When that year finally rolled around, my favorite vet came out to the farm to give Tex his vasectomy. The procedure ended up being much easier than I expected. We put a halter on Tex, gave him a sedative, and waited for him to go into nap mode right there in the bedding before doing the procedure. Surgery and recovery time went well. Tex was up and at ’em in no time.

Then came the true test. I got my heifers synchronized and ready for A.I. Tex was fitted with a chin ball marker. We filled it with yellow ink and turned him in with the heifers. The first heifer to come in heat was a solid black heifer, so it was easy to see that the yellow ink was effective. She basically looked like a bumble bee when Tex was finished.

That's when the first of Tex's problems showed up. The heifer looked like a bumble bee. All the others looked like lumps of coal. Several of them were in heat, but Tex only had eyes for the first one. Tex, as it turned out, was not a player. Nope, Tex wanted a deep, meaningful, monogamous, long-term relationship. I wanted Warren Beatty and I got Ward Cleaver.

So I moved Tex to another pen and went back to watching for heats myself with a pen and a notebook. For the next several mornings in a row, I discovered Tex's other shortcoming. Because of his intense loyalty and monogamy, Tex would hop over gates to get back in with that first heifer. Being agile and fleet of foot, Tex had no problem getting himself off the ground to clear a gate gazelle-style. Being a bit on the short side, though, his vertical leap was more George Constanza-like than, say, Michael Jordan-like. Tex would get himself halfway over the gate and then lose momentum. It was like he was hitting a brick wall — with Sir Isaac Newton's face on it — midway through his leap. Tex would come crashing down 58% of the way through his jump. My lovely steel gate then had a big V pattern in the center and Tex had enough of himself over the gate to throw the fulcrum balance in his favor, thereby dragging the rest of himself over the gate. At a little more than a hundred bucks per gate, and a different gate each day, his newest maneuver was costing me big money in short order. Tex was promptly retired.

Remember Tex's small frame size and Kate Moss appetite? They sell bulls by the pound, not by pedigree or personality value. Tex did not generate a lot of salvage value to offset his lifetime of expenditures. Lesson learned.

Then it was on to Plan B. You could take a non-pregnant cow and give her some testosterone injections to turn her into a juiced-up male full of machismo. She would then wear the chin ball marker and spot all of the cows in heat for you. A suitable candidate was found and hopped up on testosterone. Sure enough, Rosie went from mildly dainty to destructive in a matter of days.
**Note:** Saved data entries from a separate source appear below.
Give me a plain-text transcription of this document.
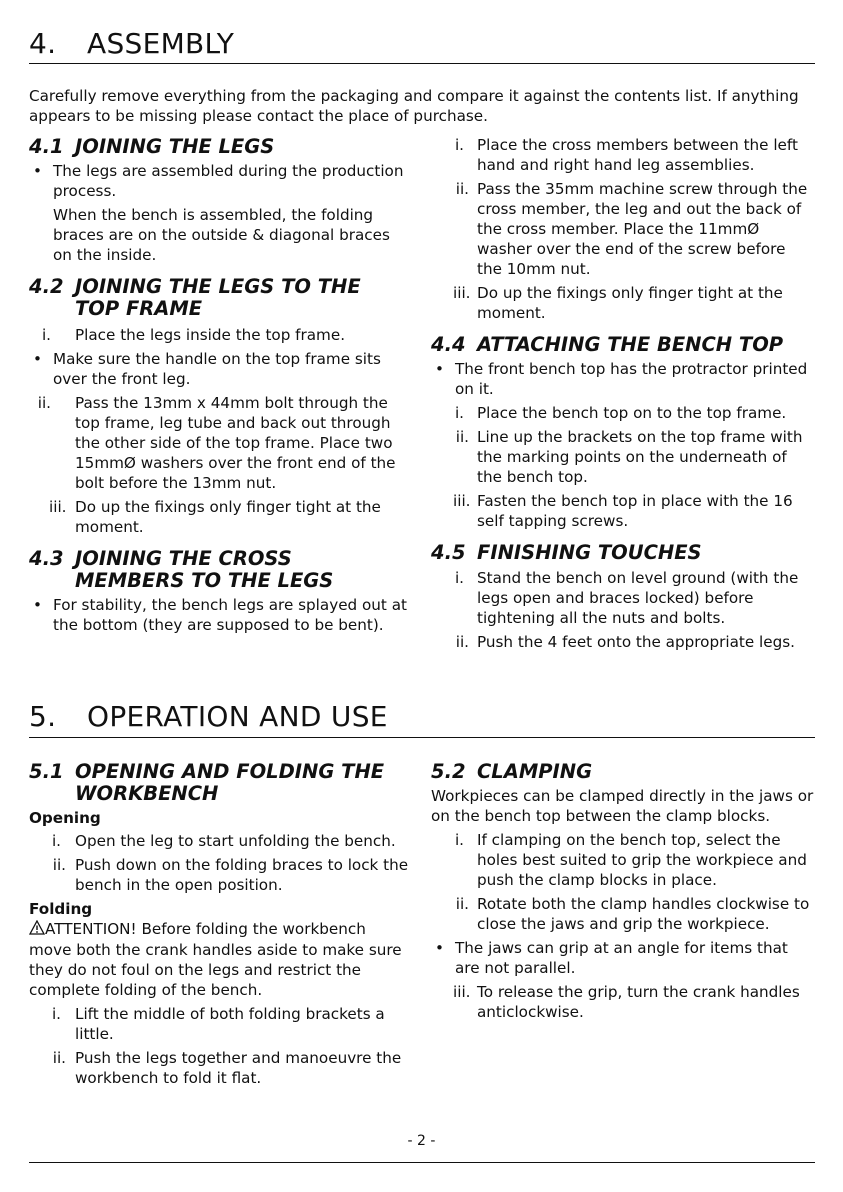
4. ASSEMBLY
Carefully remove everything from the packaging and compare it against the contents list. If anything appears to be missing please contact the place of purchase.
4.1 JOINING THE LEGS
• The legs are assembled during the production process.
When the bench is assembled, the folding braces are on the outside & diagonal braces on the inside.
4.2 JOINING THE LEGS TO THE TOP FRAME
i. Place the legs inside the top frame.
• Make sure the handle on the top frame sits over the front leg.
ii. Pass the 13mm x 44mm bolt through the top frame, leg tube and back out through the other side of the top frame. Place two 15mmØ washers over the front end of the bolt before the 13mm nut.
iii. Do up the fixings only finger tight at the moment.
4.3 JOINING THE CROSS MEMBERS TO THE LEGS
• For stability, the bench legs are splayed out at the bottom (they are supposed to be bent).
i. Place the cross members between the left hand and right hand leg assemblies.
ii. Pass the 35mm machine screw through the cross member, the leg and out the back of the cross member. Place the 11mmØ washer over the end of the screw before the 10mm nut.
iii. Do up the fixings only finger tight at the moment.
4.4 ATTACHING THE BENCH TOP
• The front bench top has the protractor printed on it.
i. Place the bench top on to the top frame.
ii. Line up the brackets on the top frame with the marking points on the underneath of the bench top.
iii. Fasten the bench top in place with the 16 self tapping screws.
4.5 FINISHING TOUCHES
i. Stand the bench on level ground (with the legs open and braces locked) before tightening all the nuts and bolts.
ii. Push the 4 feet onto the appropriate legs.
5. OPERATION AND USE
5.1 OPENING AND FOLDING THE WORKBENCH
Opening
i. Open the leg to start unfolding the bench.
ii. Push down on the folding braces to lock the bench in the open position.
Folding
ATTENTION! Before folding the workbench move both the crank handles aside to make sure they do not foul on the legs and restrict the complete folding of the bench.
i. Lift the middle of both folding brackets a little.
ii. Push the legs together and manoeuvre the workbench to fold it flat.
5.2 CLAMPING
Workpieces can be clamped directly in the jaws or on the bench top between the clamp blocks.
i. If clamping on the bench top, select the holes best suited to grip the workpiece and push the clamp blocks in place.
ii. Rotate both the clamp handles clockwise to close the jaws and grip the workpiece.
• The jaws can grip at an angle for items that are not parallel.
iii. To release the grip, turn the crank handles anticlockwise.
- 2 -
She developed a defensive lineman's neck like a bull. She pawed the ground like a bull. She growled two octaves lower like a bull . . . crossed with a grizzly. She threw her head around and acted tough like a bull. She became difficult to herd with an ATV like a bull. She did NOT develop an attraction for cows like a bull, though. No interest in them whatsoever.

Plan B, another strikeout.

Rosie was promptly loaded up and marketed. She generated a far larger check than Tex did. She also generated a far larger amount of fear, respect and amazement at the sale barn than Tex did.

A few years later, I tried the Heat Watch system as part of a research project with ISU, along with a technological device to measure the electroconductivity of the reproductive tract of female bovine. Then I used the Bovine Beacons (see “We’ll leave the light on for you”). Last year, I went with a new system to breed the whole herd in a single day without any heat detection at all. It appears to be the best system so far.

Even so, a fellow producer summed up my gomer experience fairly well. "I'm sorry, but a lovesick Longhorn and a lesbian cow. That there's a funny story, I don't care who ya are!"

Duly noted. It's my job to give people what they want. Although sometimes it would be nice to have to make it up.